Acute, chronic toxicity and genotoxic effects will be tested with standardized (based on ISO and OECD standards) or pollutant-specific test methods (e.g. D. magna heartbeat rate test for micropollutants). For the pollutant and matrix specific (WW, GW, soil, sediment) ecotoxicity toolkit BME will select the best combination of the following test organisms: Aliivibrio fischeri (luminescent aquatic bacterium), Bacillus subtilis (soil bacterium), Salmonella typhimurium (in Ames-test), Lemna minor (aquatic plant), Sinapis alba and Triticum aestivum (terrestrial plants), Tetrahymena pyriformis (protozoan), Daphnia magna (water living crustacean), Heterocypris incongruens (sediment living ostracoda), Folsomia candida (soil living insect), Enchytraeus albidus (potworm), etc.
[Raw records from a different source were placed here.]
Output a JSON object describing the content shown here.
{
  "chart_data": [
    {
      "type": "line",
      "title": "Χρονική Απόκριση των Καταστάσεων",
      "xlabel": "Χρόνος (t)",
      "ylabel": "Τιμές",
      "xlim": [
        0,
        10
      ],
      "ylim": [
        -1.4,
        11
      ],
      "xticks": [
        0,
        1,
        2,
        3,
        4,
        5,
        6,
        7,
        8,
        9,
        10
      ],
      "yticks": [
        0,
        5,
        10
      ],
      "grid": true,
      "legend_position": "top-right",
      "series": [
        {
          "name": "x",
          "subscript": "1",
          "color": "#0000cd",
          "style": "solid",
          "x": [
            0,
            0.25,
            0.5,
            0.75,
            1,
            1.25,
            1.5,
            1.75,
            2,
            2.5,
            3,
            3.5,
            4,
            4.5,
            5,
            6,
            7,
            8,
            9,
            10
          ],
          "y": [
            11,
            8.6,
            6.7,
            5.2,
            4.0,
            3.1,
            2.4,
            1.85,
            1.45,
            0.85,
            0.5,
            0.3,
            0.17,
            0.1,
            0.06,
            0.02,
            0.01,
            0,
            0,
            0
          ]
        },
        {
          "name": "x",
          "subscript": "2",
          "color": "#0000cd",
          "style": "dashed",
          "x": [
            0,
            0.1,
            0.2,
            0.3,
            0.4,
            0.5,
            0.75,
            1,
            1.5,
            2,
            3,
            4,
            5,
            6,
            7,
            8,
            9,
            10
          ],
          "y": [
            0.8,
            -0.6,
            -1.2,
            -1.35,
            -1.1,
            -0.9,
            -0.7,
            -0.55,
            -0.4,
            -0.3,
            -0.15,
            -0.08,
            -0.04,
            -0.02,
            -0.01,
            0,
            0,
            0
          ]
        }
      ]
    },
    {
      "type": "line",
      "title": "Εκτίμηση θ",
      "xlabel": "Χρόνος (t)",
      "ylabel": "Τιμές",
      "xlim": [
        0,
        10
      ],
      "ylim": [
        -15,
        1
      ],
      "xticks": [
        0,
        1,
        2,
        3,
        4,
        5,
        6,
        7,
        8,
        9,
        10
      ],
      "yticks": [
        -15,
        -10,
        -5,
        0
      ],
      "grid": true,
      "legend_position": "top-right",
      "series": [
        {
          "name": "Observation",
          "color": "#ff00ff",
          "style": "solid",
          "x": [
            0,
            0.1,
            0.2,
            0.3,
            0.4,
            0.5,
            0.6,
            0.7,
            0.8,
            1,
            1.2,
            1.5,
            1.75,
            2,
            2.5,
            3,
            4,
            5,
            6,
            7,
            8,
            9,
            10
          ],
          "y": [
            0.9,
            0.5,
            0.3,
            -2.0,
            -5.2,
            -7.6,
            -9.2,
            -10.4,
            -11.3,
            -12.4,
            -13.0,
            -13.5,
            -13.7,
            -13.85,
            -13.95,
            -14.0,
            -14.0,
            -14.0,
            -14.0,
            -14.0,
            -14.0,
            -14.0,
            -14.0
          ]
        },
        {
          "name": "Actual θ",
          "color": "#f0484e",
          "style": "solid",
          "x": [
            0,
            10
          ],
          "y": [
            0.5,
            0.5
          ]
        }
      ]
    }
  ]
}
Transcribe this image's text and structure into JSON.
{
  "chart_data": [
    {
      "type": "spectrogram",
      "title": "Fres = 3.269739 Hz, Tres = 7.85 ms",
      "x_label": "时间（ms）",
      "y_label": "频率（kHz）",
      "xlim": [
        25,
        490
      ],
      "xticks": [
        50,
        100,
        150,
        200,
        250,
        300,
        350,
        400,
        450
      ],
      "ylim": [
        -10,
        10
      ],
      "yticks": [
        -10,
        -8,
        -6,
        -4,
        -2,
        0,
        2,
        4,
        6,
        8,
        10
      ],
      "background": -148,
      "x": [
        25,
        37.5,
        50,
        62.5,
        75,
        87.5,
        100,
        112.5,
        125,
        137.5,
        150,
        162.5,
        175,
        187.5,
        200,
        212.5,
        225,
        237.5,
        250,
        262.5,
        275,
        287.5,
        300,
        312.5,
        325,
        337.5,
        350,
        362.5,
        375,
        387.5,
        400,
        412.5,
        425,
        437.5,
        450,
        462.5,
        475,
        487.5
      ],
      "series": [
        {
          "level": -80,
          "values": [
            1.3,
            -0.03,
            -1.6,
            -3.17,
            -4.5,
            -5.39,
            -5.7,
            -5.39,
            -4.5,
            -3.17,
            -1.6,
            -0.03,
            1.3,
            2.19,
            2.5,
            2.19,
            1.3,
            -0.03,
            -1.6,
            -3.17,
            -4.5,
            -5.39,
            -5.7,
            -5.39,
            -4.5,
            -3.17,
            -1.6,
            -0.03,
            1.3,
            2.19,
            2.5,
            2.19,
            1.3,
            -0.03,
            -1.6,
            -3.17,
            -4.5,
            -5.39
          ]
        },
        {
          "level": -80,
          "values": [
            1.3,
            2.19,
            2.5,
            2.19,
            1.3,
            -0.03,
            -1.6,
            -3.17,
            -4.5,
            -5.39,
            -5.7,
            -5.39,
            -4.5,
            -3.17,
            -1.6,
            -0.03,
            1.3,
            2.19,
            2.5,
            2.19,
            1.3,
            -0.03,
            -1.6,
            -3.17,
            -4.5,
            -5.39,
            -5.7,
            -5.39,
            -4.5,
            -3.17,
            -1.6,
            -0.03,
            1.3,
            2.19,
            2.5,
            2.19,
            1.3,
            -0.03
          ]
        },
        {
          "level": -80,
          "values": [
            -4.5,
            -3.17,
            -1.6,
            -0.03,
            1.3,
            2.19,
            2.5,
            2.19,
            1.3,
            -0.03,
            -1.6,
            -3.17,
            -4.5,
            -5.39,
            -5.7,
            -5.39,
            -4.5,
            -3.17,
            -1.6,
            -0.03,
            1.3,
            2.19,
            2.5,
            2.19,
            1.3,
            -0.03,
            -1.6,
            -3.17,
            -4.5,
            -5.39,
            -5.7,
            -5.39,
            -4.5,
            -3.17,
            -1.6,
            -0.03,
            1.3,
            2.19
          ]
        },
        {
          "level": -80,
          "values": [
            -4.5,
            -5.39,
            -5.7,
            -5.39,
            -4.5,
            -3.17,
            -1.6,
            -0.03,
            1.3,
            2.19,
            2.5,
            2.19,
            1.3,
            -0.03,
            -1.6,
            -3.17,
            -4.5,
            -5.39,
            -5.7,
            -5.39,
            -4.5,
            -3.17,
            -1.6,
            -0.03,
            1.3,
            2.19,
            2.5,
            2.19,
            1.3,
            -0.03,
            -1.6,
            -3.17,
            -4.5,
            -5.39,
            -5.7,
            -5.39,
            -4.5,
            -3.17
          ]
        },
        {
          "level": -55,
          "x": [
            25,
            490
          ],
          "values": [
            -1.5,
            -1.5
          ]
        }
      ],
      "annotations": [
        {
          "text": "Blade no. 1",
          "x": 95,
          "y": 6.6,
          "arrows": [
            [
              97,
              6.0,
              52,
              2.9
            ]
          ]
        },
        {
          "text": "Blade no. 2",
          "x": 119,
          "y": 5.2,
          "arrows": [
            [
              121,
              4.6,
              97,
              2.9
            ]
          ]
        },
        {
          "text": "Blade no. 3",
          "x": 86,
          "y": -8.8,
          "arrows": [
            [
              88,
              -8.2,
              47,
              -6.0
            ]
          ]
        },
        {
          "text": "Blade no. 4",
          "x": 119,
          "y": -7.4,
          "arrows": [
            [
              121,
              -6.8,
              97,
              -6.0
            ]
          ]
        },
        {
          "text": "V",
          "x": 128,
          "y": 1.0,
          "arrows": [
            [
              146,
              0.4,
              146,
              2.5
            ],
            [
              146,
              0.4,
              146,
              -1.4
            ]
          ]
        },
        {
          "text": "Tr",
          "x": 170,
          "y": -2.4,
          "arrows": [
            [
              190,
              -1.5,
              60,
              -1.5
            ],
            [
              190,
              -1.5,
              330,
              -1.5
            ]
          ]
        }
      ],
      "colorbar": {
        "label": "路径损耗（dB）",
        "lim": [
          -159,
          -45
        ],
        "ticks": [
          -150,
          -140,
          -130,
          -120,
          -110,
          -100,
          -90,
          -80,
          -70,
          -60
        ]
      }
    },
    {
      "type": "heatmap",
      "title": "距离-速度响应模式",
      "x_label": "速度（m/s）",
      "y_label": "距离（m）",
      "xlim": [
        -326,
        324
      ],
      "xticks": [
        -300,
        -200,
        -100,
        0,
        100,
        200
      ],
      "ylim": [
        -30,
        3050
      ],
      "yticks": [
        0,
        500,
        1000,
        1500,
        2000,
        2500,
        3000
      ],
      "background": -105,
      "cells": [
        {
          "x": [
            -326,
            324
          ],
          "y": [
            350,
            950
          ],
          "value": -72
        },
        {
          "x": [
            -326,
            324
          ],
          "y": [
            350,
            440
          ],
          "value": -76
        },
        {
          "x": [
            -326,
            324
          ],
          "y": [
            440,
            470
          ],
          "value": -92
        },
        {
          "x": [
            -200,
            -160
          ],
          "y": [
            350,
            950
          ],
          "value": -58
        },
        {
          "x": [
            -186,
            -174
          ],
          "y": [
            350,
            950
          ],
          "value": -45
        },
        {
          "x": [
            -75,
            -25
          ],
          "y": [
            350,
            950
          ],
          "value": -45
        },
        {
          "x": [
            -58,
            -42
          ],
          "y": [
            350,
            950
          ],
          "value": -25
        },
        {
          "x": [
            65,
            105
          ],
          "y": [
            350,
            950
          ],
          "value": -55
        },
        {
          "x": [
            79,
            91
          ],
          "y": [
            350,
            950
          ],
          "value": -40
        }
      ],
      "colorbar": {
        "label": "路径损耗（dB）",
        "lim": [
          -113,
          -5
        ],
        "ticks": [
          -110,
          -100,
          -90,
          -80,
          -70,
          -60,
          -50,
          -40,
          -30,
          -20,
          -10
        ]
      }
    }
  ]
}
Except for aquatic test organisms, most of them can be applied for the testing of both liquid and solid samples.
In case of soils and sediments, both water extracts and whole soil/sediment samples (direct toxicity assessment, DTA) will be tested. DTA draws the attention to the chemically unmeasured or non-measurable, but existing hazardous components.
BME will be involved also in Life Cycle Assessments (LCA) of the different technologies to estimate environmental impacts associated with the application of the technology and in the development of the knowledge base of the multi criteria EDSS.